Interview with Dr. Ian Paul
- Posted by Anthony Royle
- Categories Uncategorised
- Date 21 February 2026
In anticipation of the KEDS Spring Research Seminar, we spoke with Dr. Ian Paul about his forthcoming presentation.
Can you briefly introduce yourself and describe your main area of work or research?
I am ordained in the Church of England, and have always sought to combine pastoral ministry and application in discipleship and the local church with my academic work. Academically, I am a member of the British New Testament Society and the Society of Biblical Literature (in the US); I lead the Tyndale New Testament group, and am part of two other research groups on the Book of Revelation.
I am research active on the Book of Revelation, currently working on issues around material culture, Revelation’s use of the Old Testament, and its narrative structure and eschatology.

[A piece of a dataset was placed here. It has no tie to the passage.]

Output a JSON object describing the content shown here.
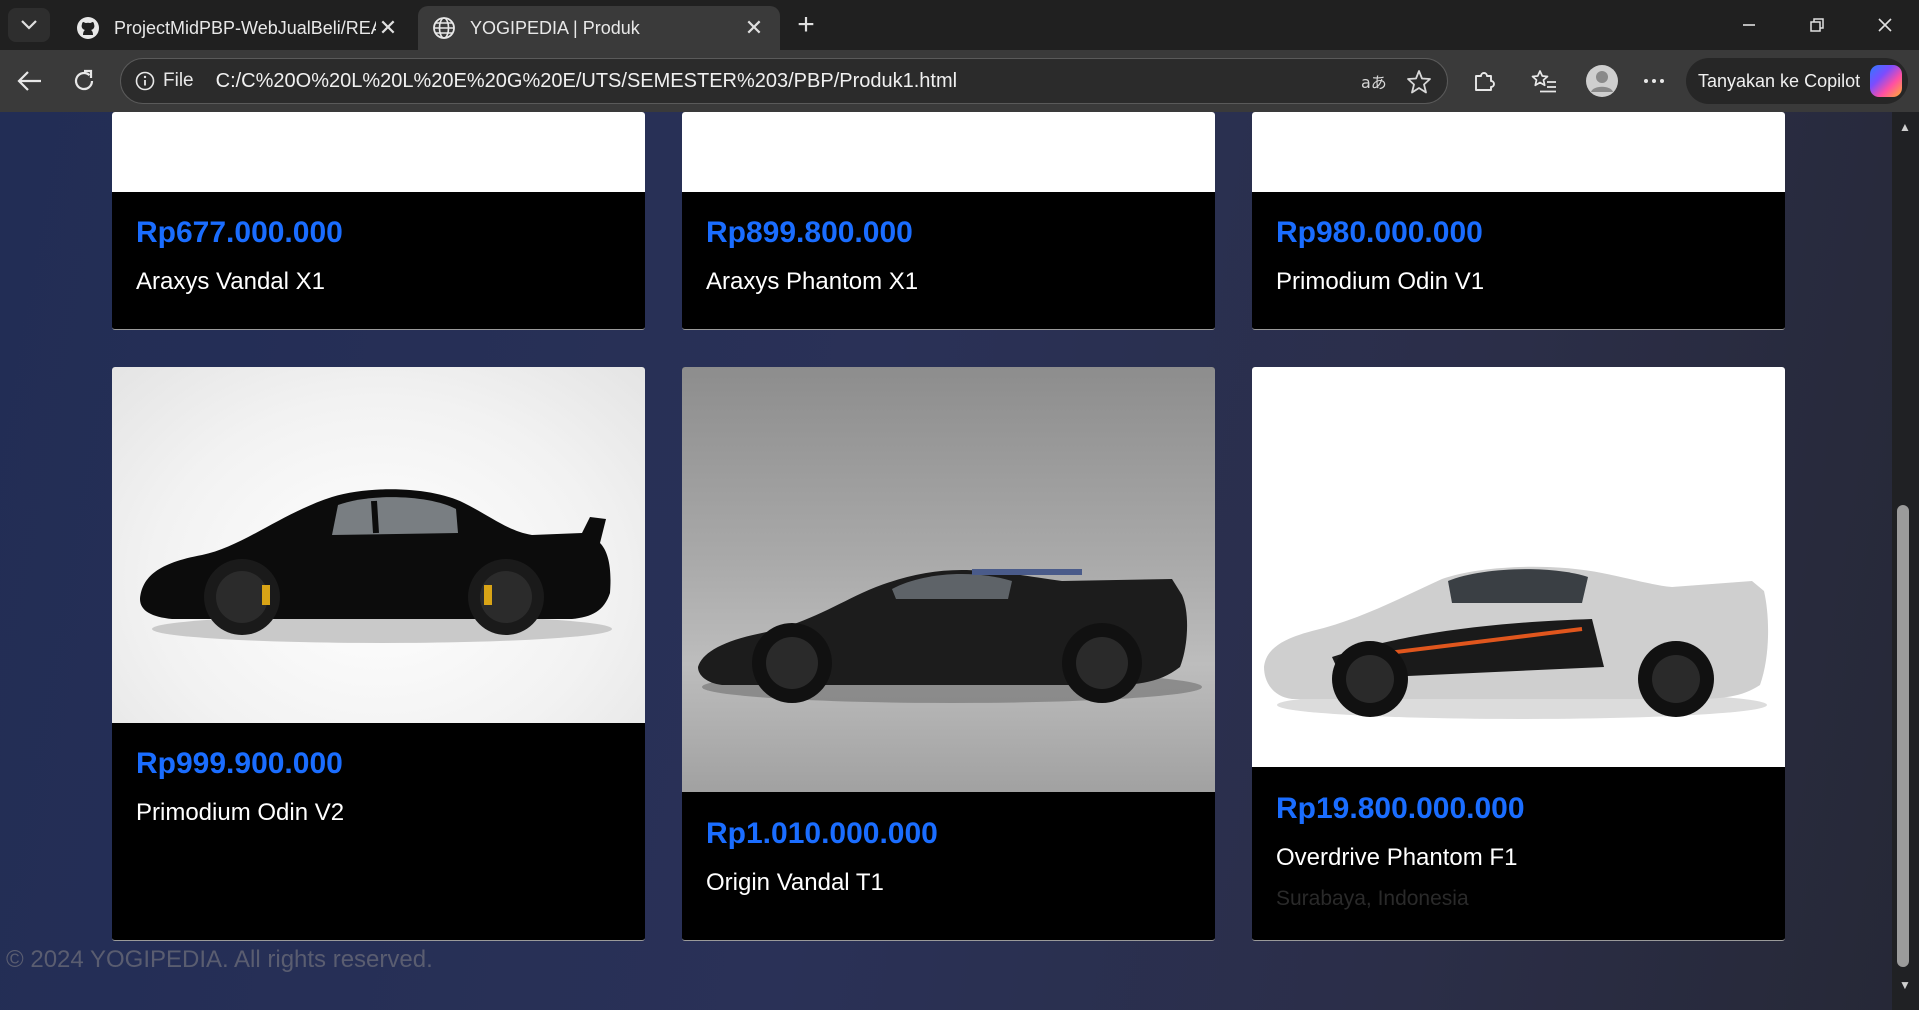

What will your session focus on?
The session will be exploring one specific aspect of material culture which is important background for reading Revelation 13. When people read about the animated statue in that chapter, they either think it is a prediction of some amazing future technology, or they think it is just hyperbole. In fact, automata (or what we might call ‘robots’) were a recognised part of cult practices in the ancient world. What many people find surprising is the level of sophistication of these mechanisms—do a quick search for the Anitkythera Mechanism for an eye-opener—but they highlight a common theme in religious devotion and imperial power. Human rulers have always sought to use technology to impress the masses with their power, and used this to reinforce the sense of their legitimacy and to suppress dissent.
What first sparked your interest in this topic or area of study?

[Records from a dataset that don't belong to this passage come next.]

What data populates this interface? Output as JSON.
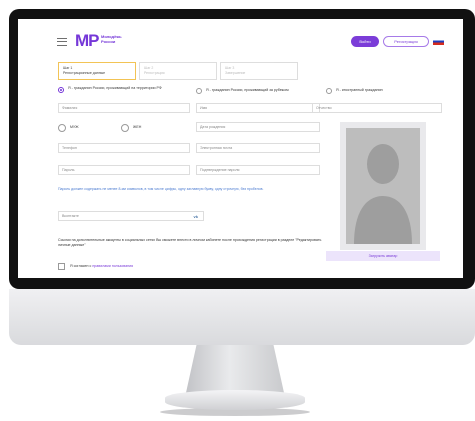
{
  "header": {
    "logo_mark": "MP",
    "logo_line1": "Молодёжь",
    "logo_line2": "России",
    "login_label": "Войти",
    "register_label": "Регистрация"
  },
  "steps": [
    {
      "title": "Шаг 1",
      "subtitle": "Регистрационные данные"
    },
    {
      "title": "Шаг 2",
      "subtitle": "Регистрация"
    },
    {
      "title": "Шаг 3",
      "subtitle": "Завершение"
    }
  ],
  "citizenship": {
    "option1": "Я - гражданин России, проживающий на территории РФ",
    "option2": "Я - гражданин России, проживающий за рубежом",
    "option3": "Я - иностранный гражданин"
  },
  "fields": {
    "surname": "Фамилия",
    "name": "Имя",
    "patronymic": "Отчество",
    "male": "МУЖ",
    "female": "ЖЕН",
    "birthdate": "Дата рождения",
    "phone": "Телефон",
    "email": "Электронная почта",
    "password": "Пароль",
    "password_confirm": "Подтверждение пароля"
  },
  "password_note": "Пароль должен содержать не менее 8-ми символов, в том числе цифры, одну заглавную букву, одну строчную, без пробелов.",
  "vk": {
    "placeholder": "Вконтакте",
    "icon": "vk-icon"
  },
  "social_info": "Ссылки на дополнительные аккаунты в социальных сетях Вы сможете внести в личном кабинете после прохождения регистрации в разделе \"Редактировать личные данные\"",
  "agree": {
    "text": "Я согласен с",
    "link": "правилами пользования"
  },
  "upload_label": "Загрузить аватар",
  "colors": {
    "accent": "#7a3bd8",
    "step_active": "#f2c14e",
    "note": "#4a7ad0"
  }
}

My background before theology was in mathematics and the sciences, so I have always been interested in the way that we perceive the world in these terms. Most people find Revelation a ‘strange’ text, and there are many reasons for that—its use of the Old Testament, its unusual form of language, its disturbing imagery. But one main reason is our cultural distance from the world in which it was written. Exploring the reality of life in the first century suddenly makes Revelation seem less strange, and when we recognise common patterns of human experience, it allows Revelation to speak to our world in a compelling way.

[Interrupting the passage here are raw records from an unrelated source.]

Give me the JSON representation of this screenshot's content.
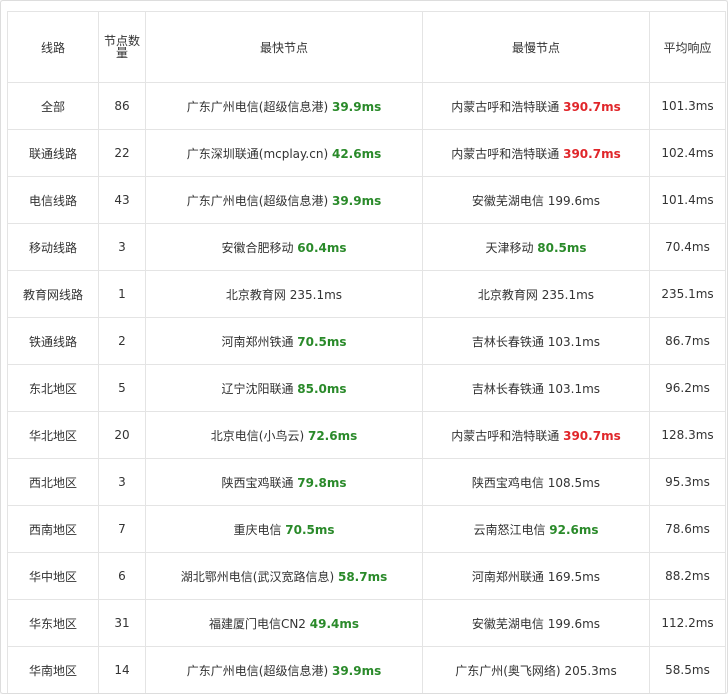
{
  "colors": {
    "fast": "#2a8a2a",
    "slow": "#e0262a",
    "normal": "#333333"
  },
  "headers": {
    "line": "线路",
    "count_line1": "节点数",
    "count_line2": "量",
    "fastest": "最快节点",
    "slowest": "最慢节点",
    "average": "平均响应"
  },
  "rows": [
    {
      "line": "全部",
      "count": "86",
      "fast_node": "广东广州电信(超级信息港)",
      "fast_ms": "39.9ms",
      "fast_style": "fast",
      "slow_node": "内蒙古呼和浩特联通",
      "slow_ms": "390.7ms",
      "slow_style": "slow",
      "avg": "101.3ms"
    },
    {
      "line": "联通线路",
      "count": "22",
      "fast_node": "广东深圳联通(mcplay.cn)",
      "fast_ms": "42.6ms",
      "fast_style": "fast",
      "slow_node": "内蒙古呼和浩特联通",
      "slow_ms": "390.7ms",
      "slow_style": "slow",
      "avg": "102.4ms"
    },
    {
      "line": "电信线路",
      "count": "43",
      "fast_node": "广东广州电信(超级信息港)",
      "fast_ms": "39.9ms",
      "fast_style": "fast",
      "slow_node": "安徽芜湖电信",
      "slow_ms": "199.6ms",
      "slow_style": "plain",
      "avg": "101.4ms"
    },
    {
      "line": "移动线路",
      "count": "3",
      "fast_node": "安徽合肥移动",
      "fast_ms": "60.4ms",
      "fast_style": "fast",
      "slow_node": "天津移动",
      "slow_ms": "80.5ms",
      "slow_style": "fast",
      "avg": "70.4ms"
    },
    {
      "line": "教育网线路",
      "count": "1",
      "fast_node": "北京教育网",
      "fast_ms": "235.1ms",
      "fast_style": "plain",
      "slow_node": "北京教育网",
      "slow_ms": "235.1ms",
      "slow_style": "plain",
      "avg": "235.1ms"
    },
    {
      "line": "铁通线路",
      "count": "2",
      "fast_node": "河南郑州铁通",
      "fast_ms": "70.5ms",
      "fast_style": "fast",
      "slow_node": "吉林长春铁通",
      "slow_ms": "103.1ms",
      "slow_style": "plain",
      "avg": "86.7ms"
    },
    {
      "line": "东北地区",
      "count": "5",
      "fast_node": "辽宁沈阳联通",
      "fast_ms": "85.0ms",
      "fast_style": "fast",
      "slow_node": "吉林长春铁通",
      "slow_ms": "103.1ms",
      "slow_style": "plain",
      "avg": "96.2ms"
    },
    {
      "line": "华北地区",
      "count": "20",
      "fast_node": "北京电信(小鸟云)",
      "fast_ms": "72.6ms",
      "fast_style": "fast",
      "slow_node": "内蒙古呼和浩特联通",
      "slow_ms": "390.7ms",
      "slow_style": "slow",
      "avg": "128.3ms"
    },
    {
      "line": "西北地区",
      "count": "3",
      "fast_node": "陕西宝鸡联通",
      "fast_ms": "79.8ms",
      "fast_style": "fast",
      "slow_node": "陕西宝鸡电信",
      "slow_ms": "108.5ms",
      "slow_style": "plain",
      "avg": "95.3ms"
    },
    {
      "line": "西南地区",
      "count": "7",
      "fast_node": "重庆电信",
      "fast_ms": "70.5ms",
      "fast_style": "fast",
      "slow_node": "云南怒江电信",
      "slow_ms": "92.6ms",
      "slow_style": "fast",
      "avg": "78.6ms"
    },
    {
      "line": "华中地区",
      "count": "6",
      "fast_node": "湖北鄂州电信(武汉宽路信息)",
      "fast_ms": "58.7ms",
      "fast_style": "fast",
      "slow_node": "河南郑州联通",
      "slow_ms": "169.5ms",
      "slow_style": "plain",
      "avg": "88.2ms"
    },
    {
      "line": "华东地区",
      "count": "31",
      "fast_node": "福建厦门电信CN2",
      "fast_ms": "49.4ms",
      "fast_style": "fast",
      "slow_node": "安徽芜湖电信",
      "slow_ms": "199.6ms",
      "slow_style": "plain",
      "avg": "112.2ms"
    },
    {
      "line": "华南地区",
      "count": "14",
      "fast_node": "广东广州电信(超级信息港)",
      "fast_ms": "39.9ms",
      "fast_style": "fast",
      "slow_node": "广东广州(奥飞网络)",
      "slow_ms": "205.3ms",
      "slow_style": "plain",
      "avg": "58.5ms"
    }
  ]
}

Why do you think this topic matters to the church, the academy, or the wider world today?
The Church in the West has struggled to know how to engage the unchanging gospel with the rapid changes in our culture. Revelation is a worked example of how the gospel speaks to its culture, and the ideology that shapes it, and our avoidance of this text has weakened our own engagement with our world. In particular, we are currently seeing how power, money, and technology combine together to challenge the claims of Jesus and the gospel. Understanding how Revelation engages with these questions can equip us to think about our own culture.
What question, idea, or problem has most shaped your work in this area so far?
To open the Bible is to go on a cross-cultural journey; scripture is written for us, but it is not (in the first place) written to us. We need to exercise disciplined imaginations in all our reading of Scripture, to put ourselves in the place of the first hearers of these texts, to hear them as they would have heard them. When we do this, not only do we realise how connected we are with these people, we also find the Scriptures coming alive in a fresh way. When I have spoken about this before, people find it quite fascinating!
How has your research or practice changed the way you think, teach, or minister?
n our preaching and ministry, we sometimes are tempted to think that the ‘academic’ questions of how to read the Bible are too difficult for ‘ordinary’ believers. The danger is then that we end up pulling a devotional rabbit out of the hermeneutical hat, and we fail to equip those we minister to to engage with questions for themselves. But if we show our working, then it can demystify this process and equip people to read Scripture well for themselves.
What is the one insight from your work that you hope others will find helpful or challenging?
The challenge: sometimes, doing the work to read scripture well can stretch us, and challenge our presuppositions. But the hope is that Scripture comes alive in new ways, and God can speak to us through it even to our most modern concerns.